Аналогично идентифицируют F-актин и бета-III тубулин. двойные положительные туннельные нанотрубки, такие как парящие каналы при Z, равные шести и Z равные девяти. Идентифицировать другие F-актин и бета-III тубулин окрашенные ненависающие выступы из нижних частей Z-стеков.

Измерьте диаметр туннельных нанотрубок с помощью инструмента Line на Фиджи. Проверьте масштаб измерения, щелкнув Анализ, а затем установите масштаб, чтобы расстояние в пикселях автоматически устанавливалось из изображений czi. Измерьте диаметры туннельных нанотрубок в плоскости XY.

Используя плагин Volume Viewer на Фиджи, который позволяет 3D-перенарезку и 3D-визуализацию с пороговой поддержкой, разделите изображения Z-стека на отдельные каналы. Затем обрежьте одноканальные изображения Z-стека, чтобы использовать 3D-режим реконструкции, чтобы выделить одну или две туннельные нанотрубки или нейриты за раз. Закрепите одну туннельную нанотрубку или нейрит в плоскости XY и отметьте поперечные сечения доступа XZ и YZ.

Наблюдайте за нейритами в нижней части плоскости XZ, в плоскостях XZ и YZ, и туннельными нанотрубками в верхних Z-стеках.

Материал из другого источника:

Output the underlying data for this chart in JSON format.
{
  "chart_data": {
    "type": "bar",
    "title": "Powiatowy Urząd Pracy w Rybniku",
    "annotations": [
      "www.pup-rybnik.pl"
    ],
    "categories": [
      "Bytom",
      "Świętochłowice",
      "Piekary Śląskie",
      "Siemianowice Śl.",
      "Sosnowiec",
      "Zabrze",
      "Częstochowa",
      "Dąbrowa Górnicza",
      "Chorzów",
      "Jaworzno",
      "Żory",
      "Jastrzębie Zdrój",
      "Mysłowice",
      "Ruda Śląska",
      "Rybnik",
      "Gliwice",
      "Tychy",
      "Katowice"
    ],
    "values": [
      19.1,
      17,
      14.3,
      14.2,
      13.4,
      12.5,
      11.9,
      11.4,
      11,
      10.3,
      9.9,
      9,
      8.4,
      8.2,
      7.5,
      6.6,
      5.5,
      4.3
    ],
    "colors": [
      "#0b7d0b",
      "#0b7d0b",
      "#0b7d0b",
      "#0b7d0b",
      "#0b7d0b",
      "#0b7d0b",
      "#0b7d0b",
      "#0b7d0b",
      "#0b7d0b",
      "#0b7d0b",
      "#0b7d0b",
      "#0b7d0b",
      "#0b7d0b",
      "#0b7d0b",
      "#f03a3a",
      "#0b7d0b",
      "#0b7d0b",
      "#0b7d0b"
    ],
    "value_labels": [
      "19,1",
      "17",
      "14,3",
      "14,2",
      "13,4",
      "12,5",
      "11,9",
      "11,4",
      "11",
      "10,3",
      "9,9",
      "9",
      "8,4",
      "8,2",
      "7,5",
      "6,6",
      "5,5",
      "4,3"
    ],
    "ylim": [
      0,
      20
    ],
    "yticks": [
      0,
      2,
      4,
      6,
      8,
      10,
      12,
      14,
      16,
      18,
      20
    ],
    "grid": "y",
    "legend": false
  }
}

Выберите отдельные туннельные нанотрубки или нейриты, чтобы реконструировать 3D-вид объема в плоскости XZ. В 3D-реконструкции наблюдайте нейриты в нижней части Z-плоскости и туннельные нанотрубки, появляющиеся в виде парящих структур, соединяющих две клетки, не касаясь нижней Z-плоскости.

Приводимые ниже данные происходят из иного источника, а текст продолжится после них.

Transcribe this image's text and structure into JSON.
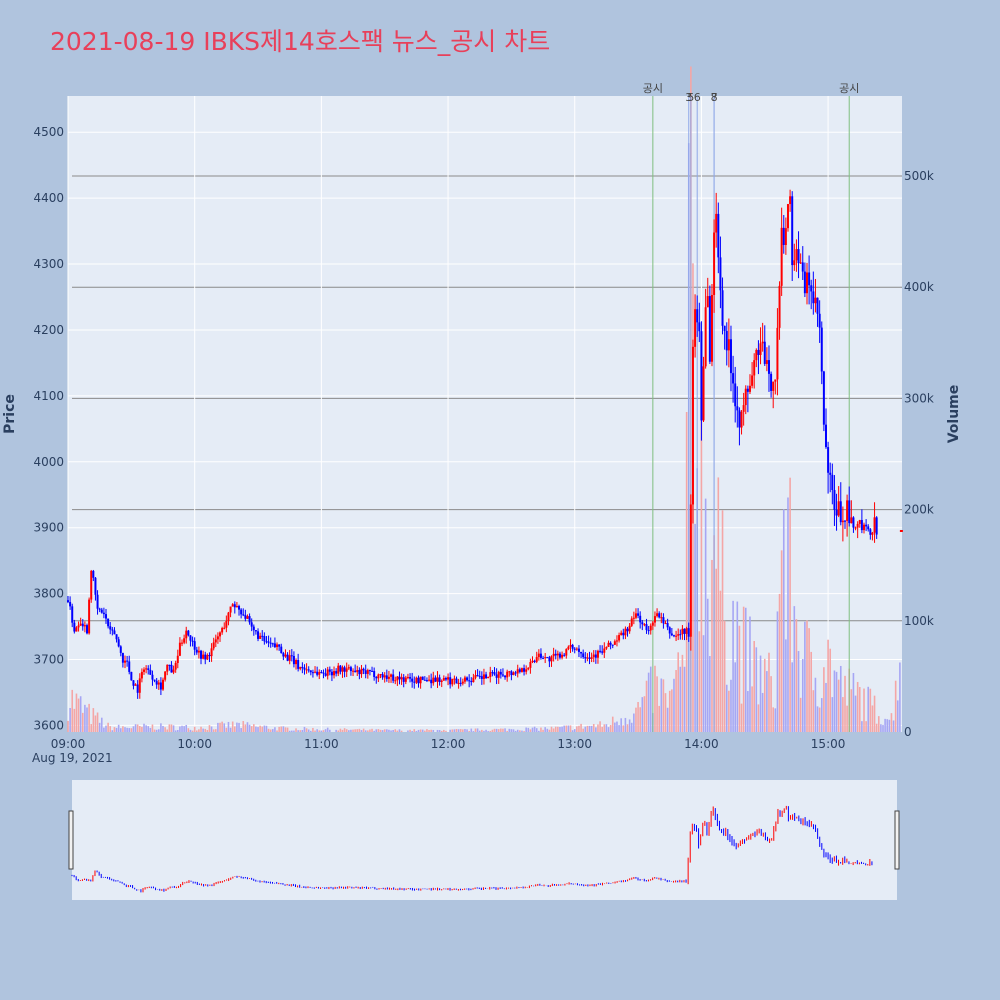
{
  "title": "2021-08-19 IBKS제14호스팩 뉴스_공시 차트",
  "colors": {
    "background": "#b0c4de",
    "plot_bg": "#e5ecf6",
    "title": "#e8405a",
    "up": "#ff0000",
    "down": "#0000ff",
    "up_volume": "#f4a6a6",
    "down_volume": "#a6a6f4",
    "news_line": "#7fbf7f",
    "event_line": "#8fa8e8"
  },
  "chart_data": {
    "type": "candlestick",
    "ylabel": "Price",
    "y2label": "Volume",
    "date_label": "Aug 19, 2021",
    "ylim": [
      3590,
      4555
    ],
    "y_ticks": [
      3600,
      3700,
      3800,
      3900,
      4000,
      4100,
      4200,
      4300,
      4400,
      4500
    ],
    "y2lim": [
      0,
      572000
    ],
    "y2_ticks": [
      {
        "value": 0,
        "label": "0"
      },
      {
        "value": 100000,
        "label": "100k"
      },
      {
        "value": 200000,
        "label": "200k"
      },
      {
        "value": 300000,
        "label": "300k"
      },
      {
        "value": 400000,
        "label": "400k"
      },
      {
        "value": 500000,
        "label": "500k"
      }
    ],
    "x_ticks": [
      "09:00",
      "10:00",
      "11:00",
      "12:00",
      "13:00",
      "14:00",
      "15:00"
    ],
    "x_range_minutes": [
      0,
      395
    ],
    "annotations": [
      {
        "label": "공시",
        "minute": 277,
        "kind": "news"
      },
      {
        "label": "3",
        "minute": 294,
        "kind": "event"
      },
      {
        "label": "5",
        "minute": 295,
        "kind": "event"
      },
      {
        "label": "6",
        "minute": 298,
        "kind": "event"
      },
      {
        "label": "7",
        "minute": 306,
        "kind": "event"
      },
      {
        "label": "8",
        "minute": 306,
        "kind": "event"
      },
      {
        "label": "공시",
        "minute": 370,
        "kind": "news"
      }
    ],
    "price_path": [
      [
        0,
        3790
      ],
      [
        3,
        3745
      ],
      [
        6,
        3760
      ],
      [
        9,
        3745
      ],
      [
        11,
        3840
      ],
      [
        14,
        3775
      ],
      [
        17,
        3770
      ],
      [
        20,
        3740
      ],
      [
        22,
        3740
      ],
      [
        26,
        3700
      ],
      [
        28,
        3695
      ],
      [
        30,
        3670
      ],
      [
        33,
        3655
      ],
      [
        36,
        3690
      ],
      [
        40,
        3675
      ],
      [
        44,
        3660
      ],
      [
        47,
        3690
      ],
      [
        50,
        3680
      ],
      [
        53,
        3720
      ],
      [
        56,
        3745
      ],
      [
        59,
        3725
      ],
      [
        62,
        3710
      ],
      [
        65,
        3700
      ],
      [
        68,
        3715
      ],
      [
        71,
        3735
      ],
      [
        73,
        3745
      ],
      [
        75,
        3760
      ],
      [
        78,
        3785
      ],
      [
        80,
        3780
      ],
      [
        83,
        3770
      ],
      [
        85,
        3760
      ],
      [
        87,
        3745
      ],
      [
        89,
        3740
      ],
      [
        92,
        3730
      ],
      [
        94,
        3725
      ],
      [
        97,
        3720
      ],
      [
        100,
        3720
      ],
      [
        103,
        3705
      ],
      [
        106,
        3700
      ],
      [
        109,
        3690
      ],
      [
        113,
        3685
      ],
      [
        118,
        3680
      ],
      [
        123,
        3680
      ],
      [
        128,
        3685
      ],
      [
        132,
        3685
      ],
      [
        136,
        3680
      ],
      [
        140,
        3680
      ],
      [
        145,
        3678
      ],
      [
        150,
        3675
      ],
      [
        155,
        3672
      ],
      [
        160,
        3670
      ],
      [
        165,
        3668
      ],
      [
        170,
        3670
      ],
      [
        175,
        3670
      ],
      [
        180,
        3668
      ],
      [
        185,
        3668
      ],
      [
        190,
        3670
      ],
      [
        195,
        3672
      ],
      [
        200,
        3675
      ],
      [
        205,
        3678
      ],
      [
        210,
        3680
      ],
      [
        215,
        3685
      ],
      [
        220,
        3695
      ],
      [
        223,
        3710
      ],
      [
        227,
        3700
      ],
      [
        232,
        3705
      ],
      [
        237,
        3715
      ],
      [
        240,
        3720
      ],
      [
        243,
        3710
      ],
      [
        247,
        3705
      ],
      [
        252,
        3710
      ],
      [
        256,
        3720
      ],
      [
        260,
        3730
      ],
      [
        263,
        3740
      ],
      [
        266,
        3750
      ],
      [
        269,
        3770
      ],
      [
        272,
        3755
      ],
      [
        275,
        3740
      ],
      [
        278,
        3770
      ],
      [
        281,
        3760
      ],
      [
        284,
        3745
      ],
      [
        287,
        3735
      ],
      [
        290,
        3740
      ],
      [
        293,
        3745
      ],
      [
        294,
        3730
      ],
      [
        295,
        3950
      ],
      [
        296,
        4160
      ],
      [
        297,
        4230
      ],
      [
        298,
        4220
      ],
      [
        299,
        4200
      ],
      [
        300,
        4080
      ],
      [
        302,
        4230
      ],
      [
        303,
        4270
      ],
      [
        304,
        4150
      ],
      [
        305,
        4250
      ],
      [
        306,
        4340
      ],
      [
        307,
        4390
      ],
      [
        308,
        4320
      ],
      [
        309,
        4250
      ],
      [
        311,
        4200
      ],
      [
        314,
        4150
      ],
      [
        317,
        4080
      ],
      [
        319,
        4060
      ],
      [
        321,
        4100
      ],
      [
        324,
        4130
      ],
      [
        327,
        4175
      ],
      [
        329,
        4170
      ],
      [
        332,
        4120
      ],
      [
        335,
        4135
      ],
      [
        337,
        4260
      ],
      [
        338,
        4340
      ],
      [
        340,
        4355
      ],
      [
        341,
        4380
      ],
      [
        342,
        4420
      ],
      [
        343,
        4300
      ],
      [
        345,
        4330
      ],
      [
        347,
        4290
      ],
      [
        349,
        4260
      ],
      [
        351,
        4280
      ],
      [
        353,
        4240
      ],
      [
        355,
        4220
      ],
      [
        356,
        4200
      ],
      [
        358,
        4050
      ],
      [
        360,
        3980
      ],
      [
        363,
        3930
      ],
      [
        366,
        3920
      ],
      [
        369,
        3925
      ],
      [
        372,
        3895
      ],
      [
        374,
        3905
      ],
      [
        377,
        3900
      ],
      [
        380,
        3890
      ],
      [
        382,
        3905
      ],
      [
        383,
        3895
      ]
    ],
    "volume_path": [
      [
        0,
        40000
      ],
      [
        10,
        20000
      ],
      [
        20,
        5000
      ],
      [
        40,
        6000
      ],
      [
        60,
        5000
      ],
      [
        80,
        8000
      ],
      [
        100,
        4000
      ],
      [
        120,
        3000
      ],
      [
        150,
        2000
      ],
      [
        180,
        2000
      ],
      [
        210,
        3000
      ],
      [
        230,
        4000
      ],
      [
        255,
        8000
      ],
      [
        270,
        25000
      ],
      [
        278,
        50000
      ],
      [
        285,
        35000
      ],
      [
        292,
        80000
      ],
      [
        295,
        560000
      ],
      [
        298,
        320000
      ],
      [
        300,
        280000
      ],
      [
        303,
        200000
      ],
      [
        306,
        220000
      ],
      [
        310,
        150000
      ],
      [
        315,
        120000
      ],
      [
        320,
        90000
      ],
      [
        325,
        70000
      ],
      [
        330,
        60000
      ],
      [
        335,
        50000
      ],
      [
        338,
        220000
      ],
      [
        340,
        190000
      ],
      [
        343,
        160000
      ],
      [
        346,
        100000
      ],
      [
        350,
        80000
      ],
      [
        355,
        60000
      ],
      [
        358,
        90000
      ],
      [
        362,
        70000
      ],
      [
        366,
        50000
      ],
      [
        370,
        45000
      ],
      [
        375,
        40000
      ],
      [
        380,
        30000
      ],
      [
        385,
        20000
      ],
      [
        390,
        15000
      ],
      [
        394,
        90000
      ]
    ]
  }
}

Конфокальные изображения Z-стека иммуноокрашенных клеток с F-актином и фосфо-PAK1 были проанализированы для идентификации туннельных нанотрубок. Кроме того, изображения DIC были проанализированы, чтобы убедиться, что F-актин и фосфо-PAK1 окрашенные туннельные структуры нанотрубок были мембранными проводниками между клетками. Клетки были дважды иммуноокрашены F-актином и бета-III тубулином, а туннельные нанотрубовидные F-актин и туннельные нанотрубкообразные F-актин и бета-III тубулин двойные положительные мембранные каналы отличались только от F-актин-положительных туннельных нанотрубок.

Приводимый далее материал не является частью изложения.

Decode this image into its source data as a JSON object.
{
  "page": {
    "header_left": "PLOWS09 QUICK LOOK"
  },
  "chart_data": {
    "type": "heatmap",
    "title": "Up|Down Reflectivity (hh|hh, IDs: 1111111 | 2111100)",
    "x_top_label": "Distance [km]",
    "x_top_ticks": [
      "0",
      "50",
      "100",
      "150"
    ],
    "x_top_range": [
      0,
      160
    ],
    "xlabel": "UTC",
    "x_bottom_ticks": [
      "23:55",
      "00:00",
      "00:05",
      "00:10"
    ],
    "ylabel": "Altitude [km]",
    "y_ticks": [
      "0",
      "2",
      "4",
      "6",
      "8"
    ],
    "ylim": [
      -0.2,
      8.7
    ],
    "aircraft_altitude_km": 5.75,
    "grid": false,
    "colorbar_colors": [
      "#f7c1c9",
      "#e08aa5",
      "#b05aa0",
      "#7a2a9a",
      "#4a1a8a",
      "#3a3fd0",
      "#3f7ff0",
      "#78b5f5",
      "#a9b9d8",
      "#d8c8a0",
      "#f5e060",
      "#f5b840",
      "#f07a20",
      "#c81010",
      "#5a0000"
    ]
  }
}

Туннельные нанотрубки, совместно экспрессируемые с фосфо-ПАК1 и F-актином, отличались от протрузий клеток других нейритов путем построения 3D-изображений объемного вида на основе их характеристики зависания между двумя клетками без прикосновения к субстрату. Использование правильного фиксатора важно, так как несовершенная фиксация образца может привести к быстрой протеолитической деградации белков-мишеней и снижению специфической иммунореактивности.